Class to perform variable selection using Random Forests and Exhaustive subset selection, and plot the results
Performs variable selection via Random forest using following steps:
1- Warn and check if number of variables is > 200 as it may take too long.
2- Checks if classification factor has 2 levels or not
NOTE: currently works on 2 level factors
3- Performs nested Random Forest iBoot number of times.
4- On each boot cycle the following steps are performed:
4a- Select indices of equal proprtions of both factor levels i.e. both classes
4b- Take a sample of the data using these indices
4c- Fit a random forest model
4d- Calculate variable importance score
5- Importance scores for each variable are a vector of size iBoot, take mean and standard deviation.

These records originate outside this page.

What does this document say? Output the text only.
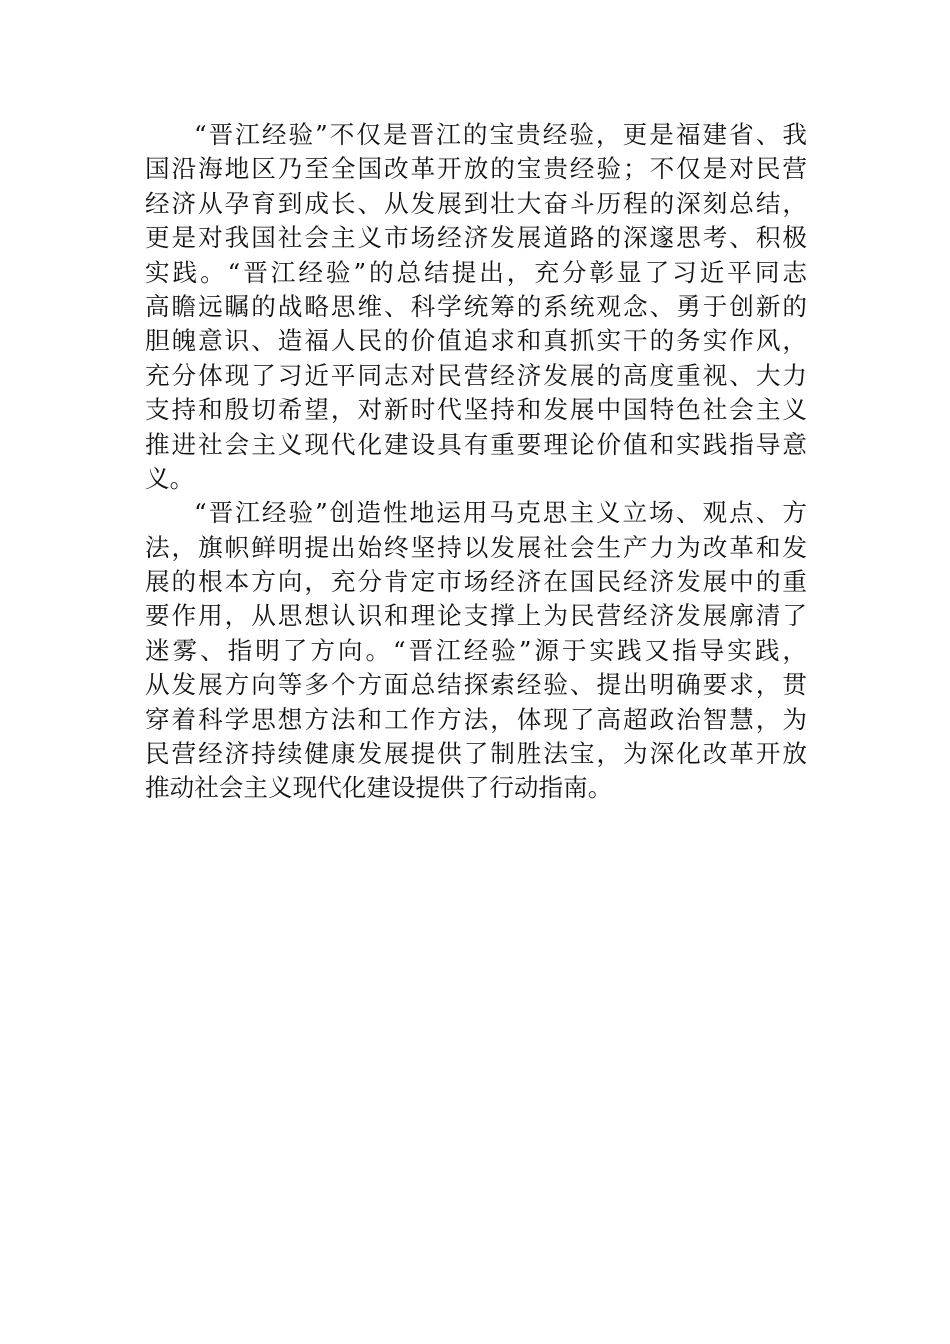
“晋江经验”不仅是晋江的宝贵经验，更是福建省、我
国沿海地区乃至全国改革开放的宝贵经验；不仅是对民营
经济从孕育到成长、从发展到壮大奋斗历程的深刻总结，
更是对我国社会主义市场经济发展道路的深邃思考、积极
实践。“晋江经验”的总结提出，充分彰显了习近平同志
高瞻远瞩的战略思维、科学统筹的系统观念、勇于创新的
胆魄意识、造福人民的价值追求和真抓实干的务实作风，
充分体现了习近平同志对民营经济发展的高度重视、大力
支持和殷切希望，对新时代坚持和发展中国特色社会主义
推进社会主义现代化建设具有重要理论价值和实践指导意
义。
“晋江经验”创造性地运用马克思主义立场、观点、方
法，旗帜鲜明提出始终坚持以发展社会生产力为改革和发
展的根本方向，充分肯定市场经济在国民经济发展中的重
要作用，从思想认识和理论支撑上为民营经济发展廓清了
迷雾、指明了方向。“晋江经验”源于实践又指导实践，
从发展方向等多个方面总结探索经验、提出明确要求，贯
穿着科学思想方法和工作方法，体现了高超政治智慧，为
民营经济持续健康发展提供了制胜法宝，为深化改革开放
推动社会主义现代化建设提供了行动指南。
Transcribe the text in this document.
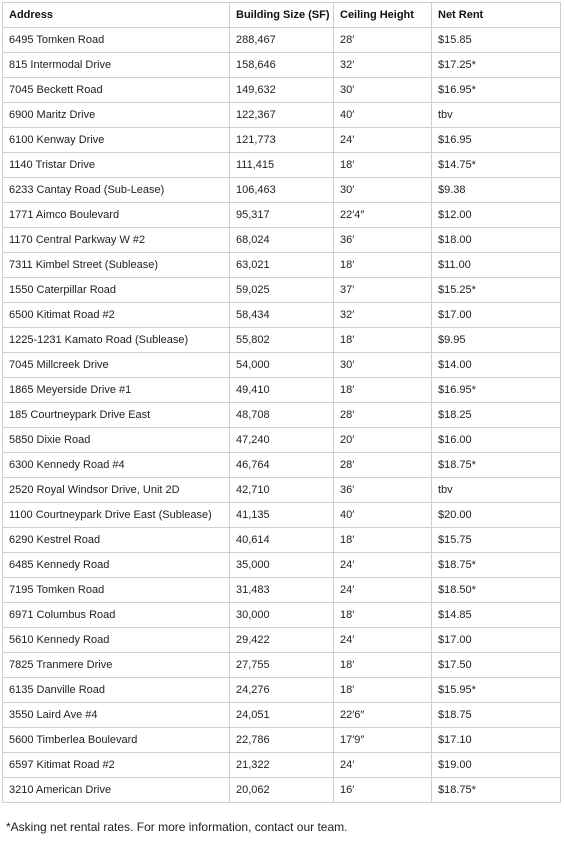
Address	Building Size (SF)	Ceiling Height	Net Rent
6495 Tomken Road	288,467	28′	$15.85
815 Intermodal Drive	158,646	32′	$17.25*
7045 Beckett Road	149,632	30′	$16.95*
6900 Maritz Drive	122,367	40′	tbv
6100 Kenway Drive	121,773	24′	$16.95
1140 Tristar Drive	111,415	18′	$14.75*
6233 Cantay Road (Sub-Lease)	106,463	30′	$9.38
1771 Aimco Boulevard	95,317	22′4″	$12.00
1170 Central Parkway W #2	68,024	36′	$18.00
7311 Kimbel Street (Sublease)	63,021	18′	$11.00
1550 Caterpillar Road	59,025	37′	$15.25*
6500 Kitimat Road #2	58,434	32′	$17.00
1225-1231 Kamato Road (Sublease)	55,802	18′	$9.95
7045 Millcreek Drive	54,000	30′	$14.00
1865 Meyerside Drive #1	49,410	18′	$16.95*
185 Courtneypark Drive East	48,708	28′	$18.25
5850 Dixie Road	47,240	20′	$16.00
6300 Kennedy Road #4	46,764	28′	$18.75*
2520 Royal Windsor Drive, Unit 2D	42,710	36′	tbv
1100 Courtneypark Drive East (Sublease)	41,135	40′	$20.00
6290 Kestrel Road	40,614	18′	$15.75
6485 Kennedy Road	35,000	24′	$18.75*
7195 Tomken Road	31,483	24′	$18.50*
6971 Columbus Road	30,000	18′	$14.85
5610 Kennedy Road	29,422	24′	$17.00
7825 Tranmere Drive	27,755	18′	$17.50
6135 Danville Road	24,276	18′	$15.95*
3550 Laird Ave #4	24,051	22′6″	$18.75
5600 Timberlea Boulevard	22,786	17′9″	$17.10
6597 Kitimat Road #2	21,322	24′	$19.00
3210 American Drive	20,062	16′	$18.75*
*Asking net rental rates. For more information, contact our team.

6- Calculate Coefficient of variation and split data into quantiles based on this COV
7- Save the results.
Generic function for the class CVariableSelection and calls the function based on type of object.
Will plot the variable importance scores with standard errors for the top 20 variables.
Returns the scores for the variables along with bootstrap means, standard deviations and coefficient of variations.
Uses exhaustive (or forward, backward) subset selection on test and training data in a nested manner (iBoot). Reports the results
in a matrix and plot.
The method works in following steps:
1- Outer loop for number of boot cycles.
2- Create test set on 30% of data and remaining is training set.
3- Uses leaps::regsubsets to fit the model.
4- Creates second nested loop based on number of variables.
4a- Gets coefficient of model of size i.
4b- Subsets the training and test data based on the variables in model of size i.
4c- Fits MASS:lda model on the training data.
4d- Predicts on test and training data for corresponding error rates.
5- Goes out to outer loop and saves training and test error rates for that boot cycle and performs another boot.
6- Finally test and training error rate matrices are stored.
Plots the error rates (y axis) vs number of variables (x axis) for test and training data.
Returns the minimum sized model for the specificed size.